Pseudomonas aeruginosa has 3 T6SS gene clusters. H1-T6SS is induced in mutants lacking the regulatory gene retS and could be studied in vitro. The T6SS is made of 13 core components, of which some display homologies with bacteriophage tail components. The bacteriophage injects DNA in target cells and it is proposed that the T6SS functions by making localized puncture in the bacterial envelope to allow secretion/injection of toxins. It is noteworthy that the few similarities between T6SS and bacteriophage, namely VgrG and Hcp, could only be predicted by 3D structural comparisons. Amino acid sequence comparisons fail to show that these components have greatly diverged in the course of evolution.

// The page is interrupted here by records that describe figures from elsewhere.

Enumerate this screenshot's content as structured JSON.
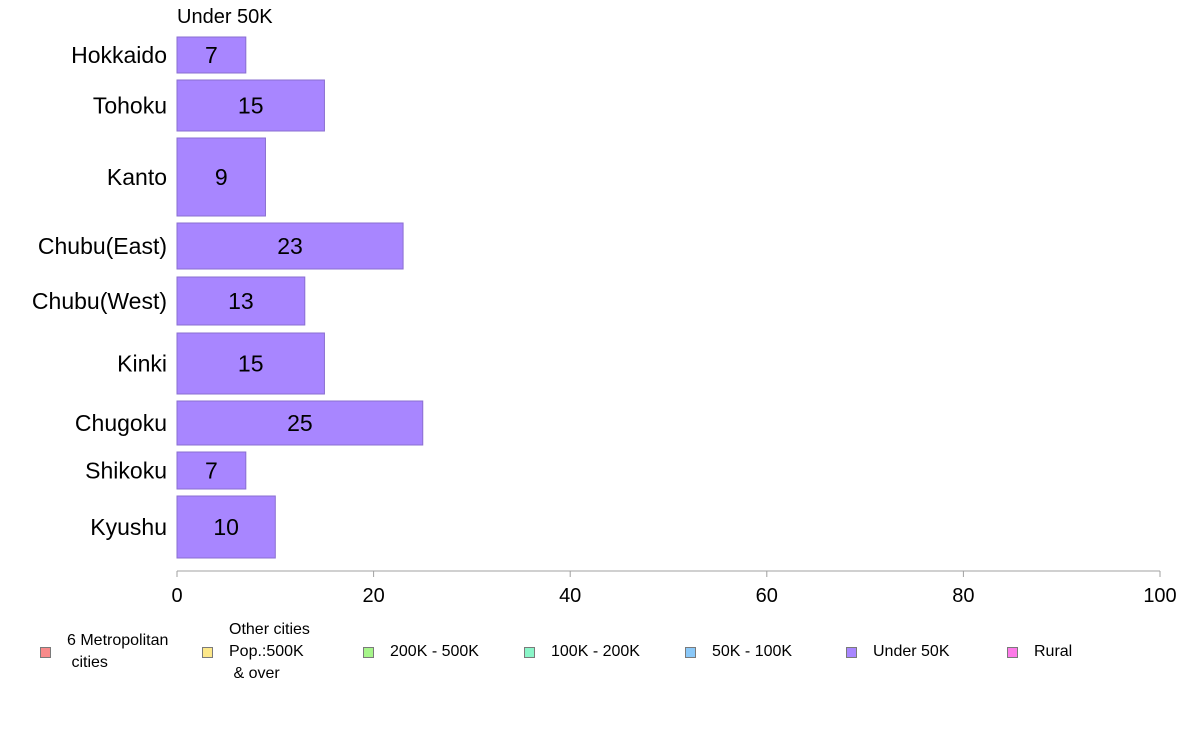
{
  "series_title": "Under 50K",
  "chart_data": {
    "type": "bar",
    "orientation": "horizontal",
    "title": "Under 50K",
    "categories": [
      "Hokkaido",
      "Tohoku",
      "Kanto",
      "Chubu(East)",
      "Chubu(West)",
      "Kinki",
      "Chugoku",
      "Shikoku",
      "Kyushu"
    ],
    "series": [
      {
        "name": "Under 50K",
        "values": [
          7,
          15,
          9,
          23,
          13,
          15,
          25,
          7,
          10
        ],
        "color": "#a886ff"
      }
    ],
    "data_labels": [
      "7",
      "15",
      "9",
      "23",
      "13",
      "15",
      "25",
      "7",
      "10"
    ],
    "xlim": [
      0,
      100
    ],
    "x_ticks": [
      0,
      20,
      40,
      60,
      80,
      100
    ],
    "x_tick_labels": [
      "0",
      "20",
      "40",
      "60",
      "80",
      "100"
    ],
    "xlabel": "",
    "ylabel": "",
    "grid": false,
    "legend_placement": "bottom"
  },
  "legend": [
    {
      "label": "6 Metropolitan\n cities",
      "color": "#f88a8a"
    },
    {
      "label": "Other cities\nPop.:500K\n & over",
      "color": "#fde88a"
    },
    {
      "label": "200K - 500K",
      "color": "#a6f58a"
    },
    {
      "label": "100K - 200K",
      "color": "#8af5c8"
    },
    {
      "label": "50K - 100K",
      "color": "#8ac8f8"
    },
    {
      "label": "Under 50K",
      "color": "#a886ff"
    },
    {
      "label": "Rural",
      "color": "#fd7ae8"
    }
  ],
  "colors": {
    "bar_stroke": "#8a6fd0",
    "axis": "#a0a0a0",
    "text": "#000000"
  }
}
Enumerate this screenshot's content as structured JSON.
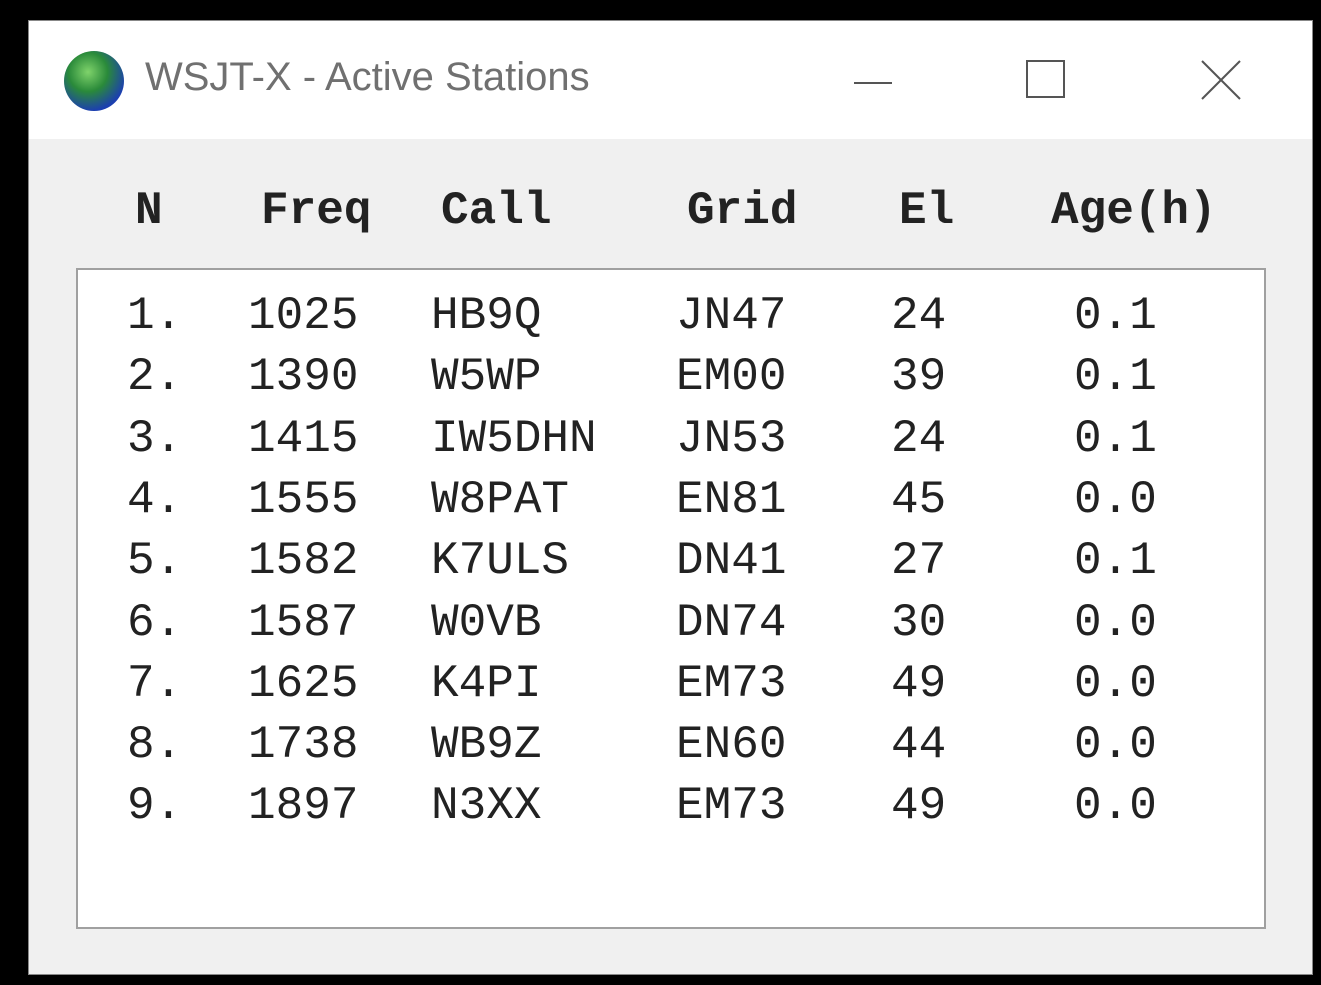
{
  "window": {
    "title": "WSJT-X - Active Stations"
  },
  "table": {
    "columns": [
      "N",
      "Freq",
      "Call",
      "Grid",
      "El",
      "Age(h)"
    ],
    "rows": [
      [
        "1.",
        "1025",
        "HB9Q",
        "JN47",
        "24",
        "0.1"
      ],
      [
        "2.",
        "1390",
        "W5WP",
        "EM00",
        "39",
        "0.1"
      ],
      [
        "3.",
        "1415",
        "IW5DHN",
        "JN53",
        "24",
        "0.1"
      ],
      [
        "4.",
        "1555",
        "W8PAT",
        "EN81",
        "45",
        "0.0"
      ],
      [
        "5.",
        "1582",
        "K7ULS",
        "DN41",
        "27",
        "0.1"
      ],
      [
        "6.",
        "1587",
        "W0VB",
        "DN74",
        "30",
        "0.0"
      ],
      [
        "7.",
        "1625",
        "K4PI",
        "EM73",
        "49",
        "0.0"
      ],
      [
        "8.",
        "1738",
        "WB9Z",
        "EN60",
        "44",
        "0.0"
      ],
      [
        "9.",
        "1897",
        "N3XX",
        "EM73",
        "49",
        "0.0"
      ]
    ]
  }
}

We predict that other T6SS components will have similarity with bacteriophage tail components. In order to document the correlation between T6SS and bacteriophage we will solve the structure of 7 T6SS components, HsiABCEFGH. The structures of these components will inform site directed mutagenesis studies which will be conducted to assess the assembly and function of the T6SS machine. Standard protein secretion assay and a newly developed bacterial competition assay will also be used.

The structures of T6SS components will be solved using primarily X-ray crystallography and NMR (where appropriate) and the individual structures are unlikely to fully elucidate the T6SS mechanism. Advances in EM instrumentation and image reconstruction methods now allow the architecture of large macromolecular assemblies to be elucidated. We will therefore use cryo-EM methods to characterize T6SS sub-complexes based on data from our HsiABCEFGH interaction network and combine these EM envelopes with high-resolution models of individual or sub-components to obtain pseudo-atomic models for the T6SS complex.